Unsere Erwartungen an „guten Sex“ sind in der Regel hoch. Leidenschaft, Extravaganz, Orgasmus - wir wollen das ganze Programm. Da kann die eigene Lust in der Beziehung schon mal zum tief sitzenden Frust werden. Es gibt zahlreiche Gründe, warum es im Bett lahmt. Helfen kann eine Sexualtherapie. Aber was passiert da eigentlich?
Viele Menschen sind mit ihrem Sexleben unzufrieden. Rund jede dritte Frau fühlt sich sexuell beeinträchtigt, sei es durch Orgasmusstörungen, Vaginismus, also das instinktive Verkrampfen des Scheideneingangs, oder Unlust. Bei den Männern ist sogar mehr als jeder zweite unzufrieden und leidet etwa unter vorzeitigem Samenerguss, Erektions- oder Orgasmusstörungen. Das mindert sowohl das körperliche als auch das mentale Wohlbefinden.
Spezielle Sexualtherapeuten sind hier der richtige Anlaufpunkt: Im Gegensatz zu konventionellen Paartherapien geht es in der Sexualtherapie darum, die Sexualkontakte in der Beziehung und die Freude daran wiederzubeleben. Das gelingt mithilfe von Sprechstunden und praktischen Übungen zuhause.
Das offene Gespräch
Im Mittelpunkt steht das offene Gespräch: Zunächst wird geklärt, welche Probleme es gibt. Wie funktioniert das Paarleben? Was wurde vielleicht schon versucht, um das Problem zu überwinden? In vielen weiteren Gesprächen in der Praxis werden die Ursachen ausgemacht. Manchmal ist es sinnvoll, dazu im Vorfeld oder parallel bei einem Mediziner mögliche körperliche Ursachen abzuklären.
Aber auch auf psychischer Ebene können die Ursachen variieren und von Dauerstress, Langeweile im Bett oder negativen Beziehungsdynamiken über bestimmten Erfahrungen, psychische Störungen bis hin zu frühkindlichen Traumata reichen. Häufig ist es eine Kombination aus mehreren Faktoren. Sind die Ursachen tiefgreifend und liegen im Unterbewusstsein, sollte eine andere Therapieform der Sexualtherapie vorgezogen werden, etwa eine Psychotherapie oder –analyse.

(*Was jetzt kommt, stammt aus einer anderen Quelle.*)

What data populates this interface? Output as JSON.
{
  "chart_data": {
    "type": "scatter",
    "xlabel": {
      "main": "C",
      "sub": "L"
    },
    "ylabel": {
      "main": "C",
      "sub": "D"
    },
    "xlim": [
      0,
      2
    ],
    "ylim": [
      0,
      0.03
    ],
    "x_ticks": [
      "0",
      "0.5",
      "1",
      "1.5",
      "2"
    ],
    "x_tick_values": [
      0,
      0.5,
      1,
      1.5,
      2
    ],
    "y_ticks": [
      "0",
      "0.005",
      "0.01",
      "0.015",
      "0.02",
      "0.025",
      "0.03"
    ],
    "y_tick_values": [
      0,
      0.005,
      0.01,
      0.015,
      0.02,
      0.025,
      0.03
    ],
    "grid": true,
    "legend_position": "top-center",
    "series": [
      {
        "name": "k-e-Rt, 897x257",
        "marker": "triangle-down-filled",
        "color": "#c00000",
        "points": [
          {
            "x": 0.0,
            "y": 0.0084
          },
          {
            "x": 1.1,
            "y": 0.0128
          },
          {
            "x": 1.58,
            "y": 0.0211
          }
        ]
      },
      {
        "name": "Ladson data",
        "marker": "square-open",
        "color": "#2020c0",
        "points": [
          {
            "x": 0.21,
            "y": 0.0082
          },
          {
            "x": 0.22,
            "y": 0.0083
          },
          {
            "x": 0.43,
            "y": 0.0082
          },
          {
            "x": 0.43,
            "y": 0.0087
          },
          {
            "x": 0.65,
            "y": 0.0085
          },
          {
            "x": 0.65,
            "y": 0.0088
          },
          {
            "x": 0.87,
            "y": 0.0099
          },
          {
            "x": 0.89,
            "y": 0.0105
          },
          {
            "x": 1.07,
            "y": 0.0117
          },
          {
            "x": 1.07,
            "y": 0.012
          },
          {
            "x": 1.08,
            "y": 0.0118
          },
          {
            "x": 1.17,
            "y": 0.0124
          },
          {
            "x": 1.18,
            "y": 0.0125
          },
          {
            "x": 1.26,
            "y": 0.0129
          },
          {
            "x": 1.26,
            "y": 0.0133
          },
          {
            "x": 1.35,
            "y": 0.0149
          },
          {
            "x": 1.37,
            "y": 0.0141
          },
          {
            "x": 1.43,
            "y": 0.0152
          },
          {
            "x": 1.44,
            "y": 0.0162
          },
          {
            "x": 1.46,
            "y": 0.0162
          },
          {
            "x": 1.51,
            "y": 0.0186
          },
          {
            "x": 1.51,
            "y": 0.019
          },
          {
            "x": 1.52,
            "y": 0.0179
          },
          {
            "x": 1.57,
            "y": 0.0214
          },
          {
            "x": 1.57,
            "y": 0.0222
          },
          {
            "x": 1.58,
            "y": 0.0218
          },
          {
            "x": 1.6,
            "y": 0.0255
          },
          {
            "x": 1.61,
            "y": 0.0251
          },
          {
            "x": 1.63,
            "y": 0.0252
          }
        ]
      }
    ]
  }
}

Häufig sind aber auch die sexuellen Vorlieben sehr unterschiedlich oder das Vertrauensverhältnis ist gestört. Im Fokus steht also definitiv das Gespräch über die Partnerschaft. Die Außenansicht des Therapeuten hilft, bestehende Probleme aufzudecken. Intime Details aus seinem Liebesleben und eigenen „Seltsamkeiten“ auszubreiten, muss in der Sexualtherapie nicht schambesetzt sein. Für den Therapeuten oder die Therapeutin ist das alles nämlich nichts Neues. Rote Ohren bekommt hier niemand. Sachlicher und unerotischer als hier geht es vermutlich nirgendwo zu.
Wie so ein Gespräch ablaufen kann
Praktische Übungen für zuhause
Sobald die Ursache geklärt ist, werden zusätzlich zu den Gesprächen praktische sexuelle Übungen als „Hausaufgabe“ aufgegeben. Das kann der zeitweilig verordnete komplette Verzicht auf Sex sein. Das können aber auch Rollenspiele sein, in denen jeder seine Fantasien ausspricht.
Bevor überhaupt eine Sexualtherapie in Erwägung gezogen wird, sollte man natürlich miteinander sprechen. Das mag zunächst schwer sein, je nachdem, wie fortgeschritten Ihr in eurer Kommunikation und Offenheit seid, ist aber immer noch der erste Schritt.
Will der Partner keine Sexualtherapie, kannst Du diese immer noch allein in Angriff nehmen. Das passiert häufiger, als Du denken magst. Manchmal kommt der Partner dann auch später dazu. Die Krankenkassen übernehmen die Kosten übrigens nicht, die Honorare von bis zu 100 Euro muss man selbst tragen.
In vielen Fällen lohnt sich das: Zwar gehen manche Paare getrennt aus der Sexualtherapie, weil sie sich darüber bewusst geworden sind, dass sie generell nicht mehr viel teilen. Oftmals gelingt es Paaren aber, mithilfe der Sexualtherapie die Leidenschaft füreinander wiederzuentdecken und die eigenen Probleme zu überwinden. Und manchmal lernen die Partner einfach, mit den Problemen und den Unterschiedlichkeiten umzugehen.